Don’t allow AI to completely deskill human operators. Keep humans in the loop for critical decisions. Require periodic manual operation. Train for exceptions, not just normal operation.

3. Demand Transparency

Insist on explainable AI for any consequential application. Understand what factors influence decisions. Know the confidence level of predictions. Recognize when the AI is operating outside its competence.

4. Define Clear Boundaries

Explicitly define where AI should and shouldn’t be used. Set hard limits on autonomy in high-stakes situations. Maintain explicit human authority for final decisions. Accept that some tasks should never be fully automated.

5. Design for Recovery

Plan for what happens when AI fails, not just how it performs when it works. Build clear error detection and signaling. Enable graceful degradation rather than catastrophic failure. Create recovery protocols that don’t require AI expertise.

6. Take Responsibility

Maintain human accountability for AI-made decisions. Someone must always “sign their name.” Regularly review AI performance and errors. Be willing to roll back AI when it underperforms.

The Designer’s New Responsibility

In 1990, James Reason warned: “A point has been reached in the development of technology where the greatest dangers stem not so much from the breakdown of a major component or from isolated operator errors, as from the insidious accumulation of delayed-action human failures occurring primarily within the organizational and managerial sectors.”

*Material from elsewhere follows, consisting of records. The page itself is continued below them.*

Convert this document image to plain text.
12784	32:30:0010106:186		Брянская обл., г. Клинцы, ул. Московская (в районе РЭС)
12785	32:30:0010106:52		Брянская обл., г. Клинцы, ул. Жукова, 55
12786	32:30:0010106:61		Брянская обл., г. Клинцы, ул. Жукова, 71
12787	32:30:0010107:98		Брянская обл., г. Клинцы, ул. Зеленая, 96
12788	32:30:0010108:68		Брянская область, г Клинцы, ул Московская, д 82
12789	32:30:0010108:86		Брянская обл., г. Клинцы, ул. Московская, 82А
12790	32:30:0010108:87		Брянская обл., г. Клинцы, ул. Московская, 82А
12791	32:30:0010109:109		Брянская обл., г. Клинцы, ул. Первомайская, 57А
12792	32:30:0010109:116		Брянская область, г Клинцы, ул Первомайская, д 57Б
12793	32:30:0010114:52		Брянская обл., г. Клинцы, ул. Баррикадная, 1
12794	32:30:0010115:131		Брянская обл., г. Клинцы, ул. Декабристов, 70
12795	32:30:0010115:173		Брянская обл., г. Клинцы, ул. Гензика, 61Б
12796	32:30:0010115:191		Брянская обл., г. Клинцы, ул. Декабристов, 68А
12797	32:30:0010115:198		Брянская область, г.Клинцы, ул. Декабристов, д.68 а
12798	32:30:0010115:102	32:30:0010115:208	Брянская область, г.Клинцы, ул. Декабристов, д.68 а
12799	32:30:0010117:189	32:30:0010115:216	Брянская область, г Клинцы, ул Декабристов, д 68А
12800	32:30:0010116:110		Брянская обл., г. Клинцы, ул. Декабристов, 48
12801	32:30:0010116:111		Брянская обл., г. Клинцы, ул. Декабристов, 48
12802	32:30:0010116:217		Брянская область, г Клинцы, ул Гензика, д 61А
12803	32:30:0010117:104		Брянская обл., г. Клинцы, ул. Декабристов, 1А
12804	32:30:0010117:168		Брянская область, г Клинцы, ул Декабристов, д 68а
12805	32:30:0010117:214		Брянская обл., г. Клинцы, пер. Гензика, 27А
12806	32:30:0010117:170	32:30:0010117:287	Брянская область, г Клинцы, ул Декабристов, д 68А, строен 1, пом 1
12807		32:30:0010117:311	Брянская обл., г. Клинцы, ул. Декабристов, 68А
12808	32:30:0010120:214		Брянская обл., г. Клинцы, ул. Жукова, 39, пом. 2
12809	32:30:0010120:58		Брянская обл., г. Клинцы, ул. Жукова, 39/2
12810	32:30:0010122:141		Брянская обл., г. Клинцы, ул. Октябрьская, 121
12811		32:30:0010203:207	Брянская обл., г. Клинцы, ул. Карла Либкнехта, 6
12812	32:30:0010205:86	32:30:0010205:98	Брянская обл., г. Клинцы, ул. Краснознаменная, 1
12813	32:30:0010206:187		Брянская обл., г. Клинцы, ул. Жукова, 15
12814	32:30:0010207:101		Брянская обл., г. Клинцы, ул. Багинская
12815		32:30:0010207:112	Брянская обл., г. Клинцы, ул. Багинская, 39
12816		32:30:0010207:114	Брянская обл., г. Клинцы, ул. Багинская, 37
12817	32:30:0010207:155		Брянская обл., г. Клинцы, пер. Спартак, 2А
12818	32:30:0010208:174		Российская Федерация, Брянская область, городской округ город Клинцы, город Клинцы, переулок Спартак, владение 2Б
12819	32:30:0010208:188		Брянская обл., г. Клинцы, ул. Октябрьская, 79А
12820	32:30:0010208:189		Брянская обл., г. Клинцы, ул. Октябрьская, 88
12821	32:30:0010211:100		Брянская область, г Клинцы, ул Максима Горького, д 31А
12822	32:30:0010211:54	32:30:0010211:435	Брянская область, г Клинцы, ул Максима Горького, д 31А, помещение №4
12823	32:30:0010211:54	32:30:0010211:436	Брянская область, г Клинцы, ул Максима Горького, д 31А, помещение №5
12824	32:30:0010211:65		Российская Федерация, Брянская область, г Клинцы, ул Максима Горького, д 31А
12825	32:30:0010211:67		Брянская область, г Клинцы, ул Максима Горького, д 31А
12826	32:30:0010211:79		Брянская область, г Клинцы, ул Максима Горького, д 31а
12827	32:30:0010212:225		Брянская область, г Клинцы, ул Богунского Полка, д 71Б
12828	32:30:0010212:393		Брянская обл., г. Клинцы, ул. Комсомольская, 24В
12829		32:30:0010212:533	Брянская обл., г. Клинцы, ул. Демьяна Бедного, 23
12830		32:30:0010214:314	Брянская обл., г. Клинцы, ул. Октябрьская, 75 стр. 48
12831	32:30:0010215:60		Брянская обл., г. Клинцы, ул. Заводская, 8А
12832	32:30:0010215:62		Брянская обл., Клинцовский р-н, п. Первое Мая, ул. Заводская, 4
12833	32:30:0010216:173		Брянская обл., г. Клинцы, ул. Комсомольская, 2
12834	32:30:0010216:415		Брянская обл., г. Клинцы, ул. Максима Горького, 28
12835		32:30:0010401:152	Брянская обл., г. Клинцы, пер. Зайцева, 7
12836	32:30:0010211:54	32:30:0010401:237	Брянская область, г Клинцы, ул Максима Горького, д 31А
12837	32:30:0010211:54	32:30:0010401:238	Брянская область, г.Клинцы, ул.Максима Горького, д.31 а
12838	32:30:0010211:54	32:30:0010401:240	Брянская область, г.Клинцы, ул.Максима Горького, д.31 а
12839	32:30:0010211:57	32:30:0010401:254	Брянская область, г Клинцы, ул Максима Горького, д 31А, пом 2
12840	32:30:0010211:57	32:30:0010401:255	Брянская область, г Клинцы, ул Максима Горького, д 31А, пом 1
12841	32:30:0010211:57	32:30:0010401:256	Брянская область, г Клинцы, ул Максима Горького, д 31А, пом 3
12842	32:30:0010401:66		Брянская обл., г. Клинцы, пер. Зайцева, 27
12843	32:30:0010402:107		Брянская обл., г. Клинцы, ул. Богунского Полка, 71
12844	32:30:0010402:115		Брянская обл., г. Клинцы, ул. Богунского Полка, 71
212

If that was true before the internet was ubiquitous, it is exponentially more true today.

Designers inherit a new responsibility. Their task is not merely to make systems functional or efficient, but to make them understandable. To build systems with fewer hidden couplings. To reduce opacity. To create clear cause-effect relationships. To design for transparency, resilience, and recovery.

The Path Forward

The future of design requires holding two truths simultaneously:

First, technology—including AI—offers genuine benefits. It can enhance human capability, reduce errors in routine tasks, reveal patterns we couldn’t see.

Second, technology—especially AI—introduces new failure modes, new latent errors, new paradoxes that make systems more fragile precisely when they appear most capable.

The solution is not to reject technology but to deploy it with wisdom inherited from generations of systems thinking and human factors research.

The future of design is not about making systems smarter. It’s about making systems wiser.

Systems that know their limits. That acknowledge their failures. That preserve the human capabilities that technology promises to enhance but often erodes.


This analysis draws on Michael Parent’s article “Against Cleverness” (UX Collective, January 2026), which synthesizes James Reason’s Swiss Cheese Model, Rasmussen’s automation research, and Admiral Rickover’s conservative engineering philosophy.